TMA Descriptor Mutators
Of the nine tensormap.replace.tile.* field-mutator templates that
PTX ISA 8.3 defines, Tileiras emits only three device-callable mutators:
| Field | Template (verbatim, {0} = address-space token, {1} = decimal index) | Width | Constraint | Emitted | Writes to |
|---|---|---|---|---|---|
global_address | tensormap.replace.tile.global_address.{0}.b1024.b64 [$0], $1; | b1024.b64 | "l,l" (global) / "r,l" (shared::cta) | once | DESC_TMA512+0x00 (tensor_base_ptr) |
global_dim | tensormap.replace.tile.global_dim.{0}.b1024.b32 [$0], {1}, $1; | b1024.b32 | "l,r" | rank times, i ∈ [0, rank) | i-th 32-bit lane inside fmt_dim_stride_packed |
global_stride | tensormap.replace.tile.global_stride.{0}.b1024.b64 [$0], {1}, $1; | b1024.b64 | "l,l" | rank-1 times, i ∈ [1, rank), {1} = i-1 | (i-1)-th 64-bit lane inside elem_stride_packed |
The other PTX ISA 8.3 mutators — box_size, element_stride,
swizzle, fill_mode, elemtype, interleave, rank, and the entire
tensormap.replace.im2col.* family — never appear in this path. The
structural consequence is sharp: any rebind that would change format,
box-shape, swizzle, fill-mode, element-type, or interleave layout must
round-trip through the host-side cuTensorMapEncode* driver entry; the
in-place device-side mutator handles only the
tiled-rebind-with-new-base-and-extents subset. Equivalently, im2col
descriptors are always host-born via cuTensorMapEncodeIm2col, and SM100
paired-CTA TWO_CTA descriptors are always host-born because the CTA
V-map folds into box_size_packed — which has no mutator. The dim-0
stride is implicit 1 (= element size) and never written by the device
path; the host encoder bakes it in at birth time.

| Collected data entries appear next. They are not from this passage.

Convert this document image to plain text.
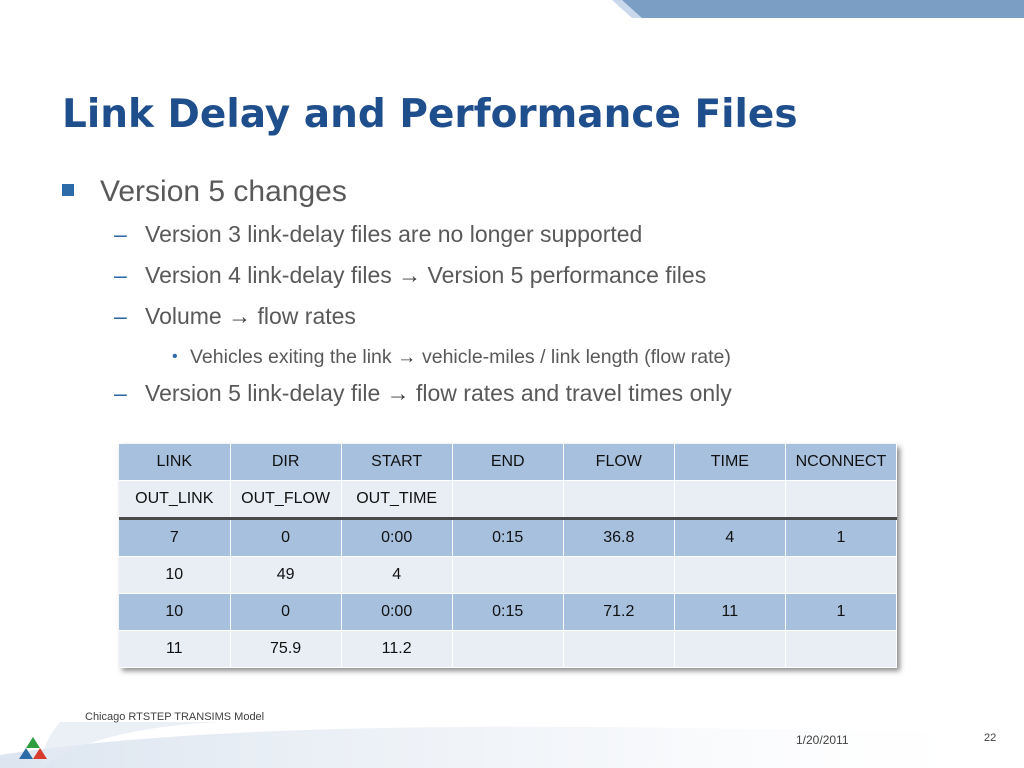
Link Delay and Performance Files
Version 5 changes
– Version 3 link-delay files are no longer supported
– Version 4 link-delay files → Version 5 performance files
– Volume → flow rates
• Vehicles exiting the link → vehicle-miles / link length (flow rate)
– Version 5 link-delay file → flow rates and travel times only
LINK	DIR	START	END	FLOW	TIME	NCONNECT
OUT_LINK	OUT_FLOW	OUT_TIME				
7	0	0:00	0:15	36.8	4	1
10	49	4				
10	0	0:00	0:15	71.2	11	1
11	75.9	11.2				
Chicago RTSTEP TRANSIMS Model
1/20/2011	22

The full device-side rebind sequence per descriptor is therefore:
optional tensormap.cp_fenceproxy.global.shared::cta.tensormap::generic.release.cta.sync.aligned
seed-copy from a host-prepared template, one
fence.proxy.tensormap::generic.acquire.{cta|gpu|sys}, one
global_address write, rank global_dim writes, rank-1
global_stride writes, one
fence.proxy.tensormap::generic.release.{cta|gpu|sys}, then the consumer
thread's matching acquire fence before the cp.async.bulk.tensor.* read.
Within a single CTA the .cta fence scope suffices; across CTAs in a
cluster the .gpu scope is mandatory — or the descriptor must be
re-staged into each CTA's own shared::cta slot via cp_fenceproxy.
Every replace mutator has side effects and must remain ordered with
respect to the surrounding proxy fences.